Phil Woodward (Chris Cooper), um funcionário mais antigo da GTS, também é demitido. E se já não há muitas opções de emprego para Bobby, não há praticamente nenhuma para um executivo na casa dos 60 anos de idade. Phil era, literalmente, seu emprego. Sem ele, em termos econômicos, ele é um homem sem compradores e sem nada para vender. Ele vivia com a impressão de que tinha importância e valor, e constata a duras penas que era tudo ficção. Funcionários de grandes corporações são como brinquedos nas mãos de uma criança que está beirando a adolescência: Enquanto há o interesse por parte do pequeno, tudo está ótimo. Mas quando chega a fase das namoradinhas, o destino dos brinquedos é um velho baú num porão empoeirado ou o bom e velho mercado de pulgas.
A GTS foi fundada por Salinger (Craig T. Nelson) e McClary (Tommy Lee Jones). McClary preserva a crença de que a corporação deve a seus empregados alguma lealdade, enquanto que Salinger acredita que uma corporação sobrevive apenas se maximizar seus lucros e produzir apenas um produto primário: renda. Como a visão de Salinger prevalece sobre o idealismo antiquado de McClary, a inexorável tarefa de "trabalhar para o investidor" é reduzida a "sacrificar os empregos e as vidas de outros pelo bem maior", ou seja, pela renda.
Com atores convincentes e através de uma boa construção narrativa, A Grande Virada entrega interessantes retratos de seus personagens, mesmo que o filme em si não seja sobre eles, mas sim sobre unidades econômicas. Quando uma corporação demite alguém, geralmente não dá a mínima se a pessoa é um bom amigo, um pai amoroso, um imprestável ou um mentiroso. O indivíduo é um investimento no qual a empresa acredita até que seu custo não seja mais adequado, e então é "bye bye, so long, farewell", como diria Guilherme Arantes, outro cantor e compositor nacional. O real impacto do filme acontece quando estas pessoas constatam que em termos econômicos, simplesmente não importa para a empresa em questão quem eles são ou o que deixam de ser.

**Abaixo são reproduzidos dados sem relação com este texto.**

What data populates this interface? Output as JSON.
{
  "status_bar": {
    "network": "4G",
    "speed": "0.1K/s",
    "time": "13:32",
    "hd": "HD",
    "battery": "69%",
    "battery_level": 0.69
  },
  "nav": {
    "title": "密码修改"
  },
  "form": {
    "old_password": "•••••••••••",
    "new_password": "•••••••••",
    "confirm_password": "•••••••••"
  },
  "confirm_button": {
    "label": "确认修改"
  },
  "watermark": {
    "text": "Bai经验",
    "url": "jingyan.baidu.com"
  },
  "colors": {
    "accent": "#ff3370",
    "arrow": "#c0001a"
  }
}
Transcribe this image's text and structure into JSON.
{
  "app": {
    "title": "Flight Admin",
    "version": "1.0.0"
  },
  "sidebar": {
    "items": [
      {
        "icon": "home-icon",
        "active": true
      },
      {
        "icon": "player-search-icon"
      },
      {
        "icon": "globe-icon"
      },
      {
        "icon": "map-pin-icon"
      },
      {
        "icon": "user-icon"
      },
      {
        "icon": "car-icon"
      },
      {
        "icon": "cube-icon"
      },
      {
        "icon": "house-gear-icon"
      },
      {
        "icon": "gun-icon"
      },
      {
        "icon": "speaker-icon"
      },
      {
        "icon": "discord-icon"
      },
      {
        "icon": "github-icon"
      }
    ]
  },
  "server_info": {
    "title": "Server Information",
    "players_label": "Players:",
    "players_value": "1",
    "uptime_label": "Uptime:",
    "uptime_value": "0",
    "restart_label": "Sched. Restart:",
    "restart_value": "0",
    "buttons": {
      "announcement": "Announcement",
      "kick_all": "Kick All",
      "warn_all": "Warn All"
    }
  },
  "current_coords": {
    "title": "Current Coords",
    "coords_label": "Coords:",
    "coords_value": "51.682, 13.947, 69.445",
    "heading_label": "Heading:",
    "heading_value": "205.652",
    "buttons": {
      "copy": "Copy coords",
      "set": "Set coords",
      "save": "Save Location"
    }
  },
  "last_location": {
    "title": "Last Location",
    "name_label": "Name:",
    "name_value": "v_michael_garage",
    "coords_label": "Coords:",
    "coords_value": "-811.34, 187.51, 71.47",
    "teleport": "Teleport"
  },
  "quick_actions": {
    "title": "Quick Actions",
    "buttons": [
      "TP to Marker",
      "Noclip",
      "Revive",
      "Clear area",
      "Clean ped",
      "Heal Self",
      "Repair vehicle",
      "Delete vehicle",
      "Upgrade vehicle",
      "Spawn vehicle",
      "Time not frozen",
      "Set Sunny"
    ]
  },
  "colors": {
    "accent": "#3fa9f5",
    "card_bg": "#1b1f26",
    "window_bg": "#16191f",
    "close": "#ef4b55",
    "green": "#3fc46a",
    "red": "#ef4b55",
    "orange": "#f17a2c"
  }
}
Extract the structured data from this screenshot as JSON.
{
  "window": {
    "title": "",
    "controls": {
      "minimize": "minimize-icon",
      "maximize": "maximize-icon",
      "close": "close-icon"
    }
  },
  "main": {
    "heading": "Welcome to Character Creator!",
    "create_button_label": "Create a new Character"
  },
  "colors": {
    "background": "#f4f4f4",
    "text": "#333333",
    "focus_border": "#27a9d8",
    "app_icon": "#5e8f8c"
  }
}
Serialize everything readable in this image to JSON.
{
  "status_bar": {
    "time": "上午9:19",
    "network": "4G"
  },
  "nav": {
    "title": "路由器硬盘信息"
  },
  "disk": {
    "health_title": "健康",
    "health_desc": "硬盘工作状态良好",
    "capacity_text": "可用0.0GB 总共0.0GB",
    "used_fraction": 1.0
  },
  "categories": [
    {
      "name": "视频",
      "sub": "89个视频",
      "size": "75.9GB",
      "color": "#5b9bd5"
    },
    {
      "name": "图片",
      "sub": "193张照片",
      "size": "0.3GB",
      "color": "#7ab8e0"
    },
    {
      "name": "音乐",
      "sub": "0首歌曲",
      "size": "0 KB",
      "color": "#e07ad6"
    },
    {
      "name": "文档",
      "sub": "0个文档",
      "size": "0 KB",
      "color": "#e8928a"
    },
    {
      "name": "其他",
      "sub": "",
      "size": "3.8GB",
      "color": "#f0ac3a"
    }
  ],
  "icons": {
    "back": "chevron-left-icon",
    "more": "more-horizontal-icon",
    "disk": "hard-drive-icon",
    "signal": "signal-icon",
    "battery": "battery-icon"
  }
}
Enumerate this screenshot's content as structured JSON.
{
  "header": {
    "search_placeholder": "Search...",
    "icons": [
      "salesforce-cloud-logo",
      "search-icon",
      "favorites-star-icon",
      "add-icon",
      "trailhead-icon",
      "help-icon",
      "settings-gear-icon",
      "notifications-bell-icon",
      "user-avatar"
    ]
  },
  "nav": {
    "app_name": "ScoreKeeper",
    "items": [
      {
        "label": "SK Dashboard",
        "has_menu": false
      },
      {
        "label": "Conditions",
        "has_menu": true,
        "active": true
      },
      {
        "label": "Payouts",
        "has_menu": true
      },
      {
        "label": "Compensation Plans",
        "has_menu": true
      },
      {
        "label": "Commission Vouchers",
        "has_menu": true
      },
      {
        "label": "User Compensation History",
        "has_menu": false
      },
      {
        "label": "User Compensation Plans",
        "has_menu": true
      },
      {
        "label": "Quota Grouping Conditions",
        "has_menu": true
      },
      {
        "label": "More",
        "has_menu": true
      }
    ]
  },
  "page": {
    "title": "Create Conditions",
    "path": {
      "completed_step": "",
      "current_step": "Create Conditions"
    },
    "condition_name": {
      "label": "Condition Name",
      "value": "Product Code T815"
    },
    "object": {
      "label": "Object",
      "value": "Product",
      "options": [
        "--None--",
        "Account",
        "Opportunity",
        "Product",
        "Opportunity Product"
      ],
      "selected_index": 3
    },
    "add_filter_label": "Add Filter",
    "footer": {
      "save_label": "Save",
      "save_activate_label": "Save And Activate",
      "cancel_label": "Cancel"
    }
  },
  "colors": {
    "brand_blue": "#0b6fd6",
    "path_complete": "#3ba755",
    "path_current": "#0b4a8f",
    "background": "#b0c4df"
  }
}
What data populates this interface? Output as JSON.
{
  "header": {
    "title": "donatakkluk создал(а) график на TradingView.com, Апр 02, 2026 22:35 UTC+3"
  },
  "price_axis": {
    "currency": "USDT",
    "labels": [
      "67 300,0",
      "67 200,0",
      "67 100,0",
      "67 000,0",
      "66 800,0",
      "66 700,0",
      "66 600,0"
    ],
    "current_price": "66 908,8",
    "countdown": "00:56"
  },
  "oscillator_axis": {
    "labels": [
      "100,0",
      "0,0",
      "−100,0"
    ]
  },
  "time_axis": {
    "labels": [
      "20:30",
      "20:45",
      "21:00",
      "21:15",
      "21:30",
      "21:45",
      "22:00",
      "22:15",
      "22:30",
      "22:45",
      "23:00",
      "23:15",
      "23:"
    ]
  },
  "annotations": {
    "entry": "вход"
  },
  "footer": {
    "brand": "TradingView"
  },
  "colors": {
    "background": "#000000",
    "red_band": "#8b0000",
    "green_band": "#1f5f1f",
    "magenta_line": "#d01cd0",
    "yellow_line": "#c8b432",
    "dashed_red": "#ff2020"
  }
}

No entanto, há um personagem no filme que realmente faz alguma coisa. Trata-se de Jack Dolan (Kevin Costner), cunhado de Bobby, que possui uma pequena empresa de construção que constrói uma casa de cada vez. Ele e seus trabalhadores sabem como tocar o negócio de maneira eficiente, e quando Bobby (que sempre via seu cunhado com certa inferioridade), bate em sua porta pedindo uma oportunidade, Jack não hesita em ajudá-lo. Jack é o melhor personagem do filme, justamente porque é ele quem nos relembra da verdadeira sensação de dignidade que existe no ato de se trabalhar para tirar seu próprio sustento, e não para tornar uma empresa mais rica.
Escrito e dirigido por John Wells (do bom Pegando Fogo, 2015), A Grande Viradanão é o tipo de filme que retrata o desespero de se estar desempregado. O filme nunca se torna apelativo e se restringe a mostrar o mundo como ele é, onde pessoas comuns como eu e você tentamos ganhar a vida, dia após dia. Nos bons momentos, os jovens vão ao cinema e sonham em se tornar Gordon Gekko. Nas horas difíceis, um mero construtor se torna uma referência de estabilidade e segurança. Meu conselho aos jovens que hoje estão tentando escolher sua carreira, envolve um velho clichê: "Encontre aquilo que você realmente gosta de fazer e faça disso sua profissão". Eu realmente creio que é assim que as coisas funcionam. Até porque, já que se for para ficar desempregado, parece menos difícil se você odiar o que faz, de qualquer modo.
A Grande Virada está disponível para o mercado de home-video.